DISCLAIMER:  Am-241 is relatively safe compared to other isotopes however all radioactive sources this information is provided as educational only and you accept full responsibility for your actions.  You are responsible for ensuring that the removal and/or possession of 0.9 microcuries of Am-241 is not prohibited by local law.

Possibly as a future project however at this point it really is just a proof of concept prototype.  It may not go beyond that.

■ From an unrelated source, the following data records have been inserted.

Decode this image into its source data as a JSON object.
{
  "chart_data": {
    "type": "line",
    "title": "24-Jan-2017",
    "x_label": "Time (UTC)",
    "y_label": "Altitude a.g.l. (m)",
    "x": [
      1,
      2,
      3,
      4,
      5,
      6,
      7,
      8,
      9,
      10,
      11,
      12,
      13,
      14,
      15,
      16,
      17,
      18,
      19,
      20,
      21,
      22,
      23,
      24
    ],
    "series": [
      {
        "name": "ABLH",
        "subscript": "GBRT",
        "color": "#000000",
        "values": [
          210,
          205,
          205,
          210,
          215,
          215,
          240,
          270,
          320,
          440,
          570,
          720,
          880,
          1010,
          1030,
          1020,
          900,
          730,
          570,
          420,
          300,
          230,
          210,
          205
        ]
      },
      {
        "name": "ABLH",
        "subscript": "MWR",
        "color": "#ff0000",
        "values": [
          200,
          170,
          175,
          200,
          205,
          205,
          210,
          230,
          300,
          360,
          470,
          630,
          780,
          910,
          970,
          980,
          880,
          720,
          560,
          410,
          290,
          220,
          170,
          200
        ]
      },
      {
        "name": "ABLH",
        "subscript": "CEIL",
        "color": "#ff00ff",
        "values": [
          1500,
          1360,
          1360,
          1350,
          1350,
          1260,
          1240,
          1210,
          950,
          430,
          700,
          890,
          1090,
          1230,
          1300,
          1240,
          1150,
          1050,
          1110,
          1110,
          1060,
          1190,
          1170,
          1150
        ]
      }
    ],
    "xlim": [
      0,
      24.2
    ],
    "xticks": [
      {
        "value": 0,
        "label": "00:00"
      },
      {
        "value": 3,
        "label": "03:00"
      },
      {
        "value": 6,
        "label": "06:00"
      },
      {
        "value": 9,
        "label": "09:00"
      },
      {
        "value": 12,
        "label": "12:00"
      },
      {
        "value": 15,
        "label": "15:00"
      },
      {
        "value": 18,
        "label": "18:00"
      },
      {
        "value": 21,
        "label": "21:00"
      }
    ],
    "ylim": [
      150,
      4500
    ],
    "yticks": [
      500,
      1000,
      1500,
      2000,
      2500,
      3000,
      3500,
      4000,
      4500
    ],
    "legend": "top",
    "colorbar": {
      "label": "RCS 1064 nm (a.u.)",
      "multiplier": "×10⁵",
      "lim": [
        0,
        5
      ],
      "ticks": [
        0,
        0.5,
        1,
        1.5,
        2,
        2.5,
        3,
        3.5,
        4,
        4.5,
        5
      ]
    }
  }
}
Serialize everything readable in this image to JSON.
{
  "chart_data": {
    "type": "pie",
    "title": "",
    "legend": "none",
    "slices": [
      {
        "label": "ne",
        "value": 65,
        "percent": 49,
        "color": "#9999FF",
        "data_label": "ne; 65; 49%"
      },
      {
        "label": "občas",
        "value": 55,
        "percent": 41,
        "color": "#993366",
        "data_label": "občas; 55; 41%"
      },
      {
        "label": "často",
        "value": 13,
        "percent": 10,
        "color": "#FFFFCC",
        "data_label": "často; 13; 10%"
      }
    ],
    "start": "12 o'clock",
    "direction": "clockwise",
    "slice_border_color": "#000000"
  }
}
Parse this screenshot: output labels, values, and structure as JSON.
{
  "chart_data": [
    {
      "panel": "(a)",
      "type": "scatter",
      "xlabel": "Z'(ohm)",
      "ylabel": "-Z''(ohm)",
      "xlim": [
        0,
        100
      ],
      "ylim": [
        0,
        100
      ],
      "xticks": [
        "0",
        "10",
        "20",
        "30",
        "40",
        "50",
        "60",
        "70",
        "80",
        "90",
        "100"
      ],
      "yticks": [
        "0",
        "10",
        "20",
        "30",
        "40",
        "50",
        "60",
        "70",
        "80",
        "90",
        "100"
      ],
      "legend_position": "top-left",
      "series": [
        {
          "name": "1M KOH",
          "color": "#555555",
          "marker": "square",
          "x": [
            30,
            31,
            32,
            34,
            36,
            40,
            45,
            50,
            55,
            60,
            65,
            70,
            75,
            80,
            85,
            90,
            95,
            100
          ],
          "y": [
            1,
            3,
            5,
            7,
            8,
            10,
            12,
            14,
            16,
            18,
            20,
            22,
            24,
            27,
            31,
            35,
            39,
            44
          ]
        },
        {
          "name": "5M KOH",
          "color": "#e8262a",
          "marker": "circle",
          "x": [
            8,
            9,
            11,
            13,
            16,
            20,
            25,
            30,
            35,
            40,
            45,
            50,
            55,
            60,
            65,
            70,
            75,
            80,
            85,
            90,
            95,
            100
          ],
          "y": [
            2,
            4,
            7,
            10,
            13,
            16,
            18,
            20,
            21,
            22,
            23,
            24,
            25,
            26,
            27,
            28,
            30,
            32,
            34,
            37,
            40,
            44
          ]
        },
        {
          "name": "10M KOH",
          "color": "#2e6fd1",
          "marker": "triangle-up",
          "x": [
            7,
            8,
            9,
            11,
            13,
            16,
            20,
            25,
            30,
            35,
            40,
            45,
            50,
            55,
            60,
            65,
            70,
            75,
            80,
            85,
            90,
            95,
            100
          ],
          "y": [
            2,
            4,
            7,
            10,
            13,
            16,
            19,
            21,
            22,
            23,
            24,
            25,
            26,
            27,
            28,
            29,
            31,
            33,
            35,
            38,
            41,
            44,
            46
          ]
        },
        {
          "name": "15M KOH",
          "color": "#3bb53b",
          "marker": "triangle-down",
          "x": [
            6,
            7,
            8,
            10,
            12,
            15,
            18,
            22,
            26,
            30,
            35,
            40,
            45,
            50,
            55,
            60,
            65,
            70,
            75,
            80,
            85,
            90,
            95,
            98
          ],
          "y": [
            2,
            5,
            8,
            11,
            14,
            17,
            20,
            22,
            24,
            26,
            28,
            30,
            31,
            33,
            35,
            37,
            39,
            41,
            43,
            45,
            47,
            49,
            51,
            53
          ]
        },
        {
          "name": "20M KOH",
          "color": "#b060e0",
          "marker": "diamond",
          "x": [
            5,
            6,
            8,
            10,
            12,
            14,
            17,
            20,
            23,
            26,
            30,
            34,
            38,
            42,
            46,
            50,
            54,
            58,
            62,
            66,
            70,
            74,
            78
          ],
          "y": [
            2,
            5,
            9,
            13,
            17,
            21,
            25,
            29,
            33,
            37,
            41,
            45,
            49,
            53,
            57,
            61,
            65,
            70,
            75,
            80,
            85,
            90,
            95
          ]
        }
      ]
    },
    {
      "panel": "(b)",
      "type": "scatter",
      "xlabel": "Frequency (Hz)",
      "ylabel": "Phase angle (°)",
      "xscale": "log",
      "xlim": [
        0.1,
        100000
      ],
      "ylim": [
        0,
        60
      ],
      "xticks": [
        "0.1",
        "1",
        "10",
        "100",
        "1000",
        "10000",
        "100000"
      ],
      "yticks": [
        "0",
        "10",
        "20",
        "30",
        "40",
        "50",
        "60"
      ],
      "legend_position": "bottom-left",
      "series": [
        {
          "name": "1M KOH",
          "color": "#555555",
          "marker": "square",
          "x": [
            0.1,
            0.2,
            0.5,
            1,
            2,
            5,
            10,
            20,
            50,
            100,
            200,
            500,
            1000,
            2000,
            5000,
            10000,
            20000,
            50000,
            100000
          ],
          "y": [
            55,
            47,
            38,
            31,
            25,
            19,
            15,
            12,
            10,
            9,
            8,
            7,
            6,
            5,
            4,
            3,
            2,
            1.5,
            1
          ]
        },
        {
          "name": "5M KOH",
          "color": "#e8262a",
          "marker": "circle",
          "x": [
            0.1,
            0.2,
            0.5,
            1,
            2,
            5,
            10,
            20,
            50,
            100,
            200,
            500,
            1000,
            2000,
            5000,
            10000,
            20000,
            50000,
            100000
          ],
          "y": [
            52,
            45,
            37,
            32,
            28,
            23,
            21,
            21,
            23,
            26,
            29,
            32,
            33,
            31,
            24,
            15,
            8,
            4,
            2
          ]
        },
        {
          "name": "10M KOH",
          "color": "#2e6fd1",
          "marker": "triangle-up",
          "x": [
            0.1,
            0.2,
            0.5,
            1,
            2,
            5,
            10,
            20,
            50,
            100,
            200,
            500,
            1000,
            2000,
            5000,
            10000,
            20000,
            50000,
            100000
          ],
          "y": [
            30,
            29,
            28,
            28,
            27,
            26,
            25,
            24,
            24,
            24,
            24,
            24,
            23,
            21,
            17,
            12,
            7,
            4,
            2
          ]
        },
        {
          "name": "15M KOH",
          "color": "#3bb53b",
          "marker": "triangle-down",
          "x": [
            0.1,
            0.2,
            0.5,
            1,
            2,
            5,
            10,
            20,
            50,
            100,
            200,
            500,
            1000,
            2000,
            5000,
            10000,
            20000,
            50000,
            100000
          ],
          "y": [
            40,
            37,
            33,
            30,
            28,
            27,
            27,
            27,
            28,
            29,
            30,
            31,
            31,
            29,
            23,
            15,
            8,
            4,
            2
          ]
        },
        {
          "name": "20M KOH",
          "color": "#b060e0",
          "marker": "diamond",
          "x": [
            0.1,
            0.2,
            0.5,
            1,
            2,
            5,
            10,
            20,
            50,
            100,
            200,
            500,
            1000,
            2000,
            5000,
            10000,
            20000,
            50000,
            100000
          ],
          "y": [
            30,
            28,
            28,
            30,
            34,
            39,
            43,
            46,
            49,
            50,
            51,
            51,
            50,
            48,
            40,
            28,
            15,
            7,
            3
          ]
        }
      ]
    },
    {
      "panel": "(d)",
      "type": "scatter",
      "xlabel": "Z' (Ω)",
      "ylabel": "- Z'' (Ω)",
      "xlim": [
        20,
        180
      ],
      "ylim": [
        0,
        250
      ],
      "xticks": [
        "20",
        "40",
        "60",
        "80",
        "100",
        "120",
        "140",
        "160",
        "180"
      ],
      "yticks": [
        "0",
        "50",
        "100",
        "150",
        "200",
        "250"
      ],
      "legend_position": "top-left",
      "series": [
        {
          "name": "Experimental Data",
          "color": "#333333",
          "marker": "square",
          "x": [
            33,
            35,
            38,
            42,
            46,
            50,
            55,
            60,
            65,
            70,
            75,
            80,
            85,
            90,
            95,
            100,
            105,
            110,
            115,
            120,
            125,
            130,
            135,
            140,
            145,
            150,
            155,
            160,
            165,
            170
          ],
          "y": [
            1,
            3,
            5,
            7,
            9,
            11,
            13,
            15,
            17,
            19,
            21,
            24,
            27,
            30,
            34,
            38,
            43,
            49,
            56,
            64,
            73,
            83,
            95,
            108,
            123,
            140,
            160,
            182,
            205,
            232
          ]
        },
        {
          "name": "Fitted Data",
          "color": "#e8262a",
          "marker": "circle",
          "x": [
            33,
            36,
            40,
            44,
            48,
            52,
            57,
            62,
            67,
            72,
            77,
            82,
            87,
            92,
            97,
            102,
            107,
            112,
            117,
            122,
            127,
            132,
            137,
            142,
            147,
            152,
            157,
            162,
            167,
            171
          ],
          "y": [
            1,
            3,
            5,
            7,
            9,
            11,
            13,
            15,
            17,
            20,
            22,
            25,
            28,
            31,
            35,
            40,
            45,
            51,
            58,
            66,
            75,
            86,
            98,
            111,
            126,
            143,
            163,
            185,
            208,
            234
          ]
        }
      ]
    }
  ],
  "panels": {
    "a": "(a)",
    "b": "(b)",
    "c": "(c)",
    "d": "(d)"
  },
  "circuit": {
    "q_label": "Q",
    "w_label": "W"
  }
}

A normal photograph probably not. The pixels aren't random they are organized into all types of patterns, also subsequent photos won't be independent.  There is a project which uses a capped webcam as a source of entropy.  A perfect web cam would show a uniform black output but due to noise in the sensor it produces spots which if not random are at least a very complex chaotic system. 

http://sourceforge.net/projects/lavarnd/

It is a form of TRNG however I am more interested in the sub category of TRNG based on quantum observations.   Still there is more than one way to gather entropy.

Probably.  The G-M tube selected is very sensitive to alpha radiation.  This allows a high number of events (counts per minute) without needing to use a source with high beta or gamma activity (dangerous).  It is very possible that cheaper less sensitive tube will also work depending on the radioactive source and the throughput of random bits required.  I intend the design to use a simple two pin connector for attaching the tube using soldered on leads, and an adjustable high voltage power supply so the design could be adaptable to other tubes which operate in a 300V to 500V range.

As long as the dice are fair it certainly is, so would flipping a lot of coins.  The collection of data however is manual and slow.

Well to be clear this isn't "my" approach, just the one I am planning to use.    I don't want people to incorrectly give credit where no credit is due.  Fourmilabs in switzerland has been providing true random numbers over the internet produced from observing radioactive decay for the better part of a decay.  The interesting thing is that micro controllers have gotten fast and cheap enough combined with a lot of open source hardware information at there that it becomes economical for a hobbyist to build their own "hotbits" device at home.

I own one of their keys.  It does seem difficult to order more at the current time for some reason (maybe creator moved on to other projects).  However the simtec is a black box.  I am interested in an open source implementation.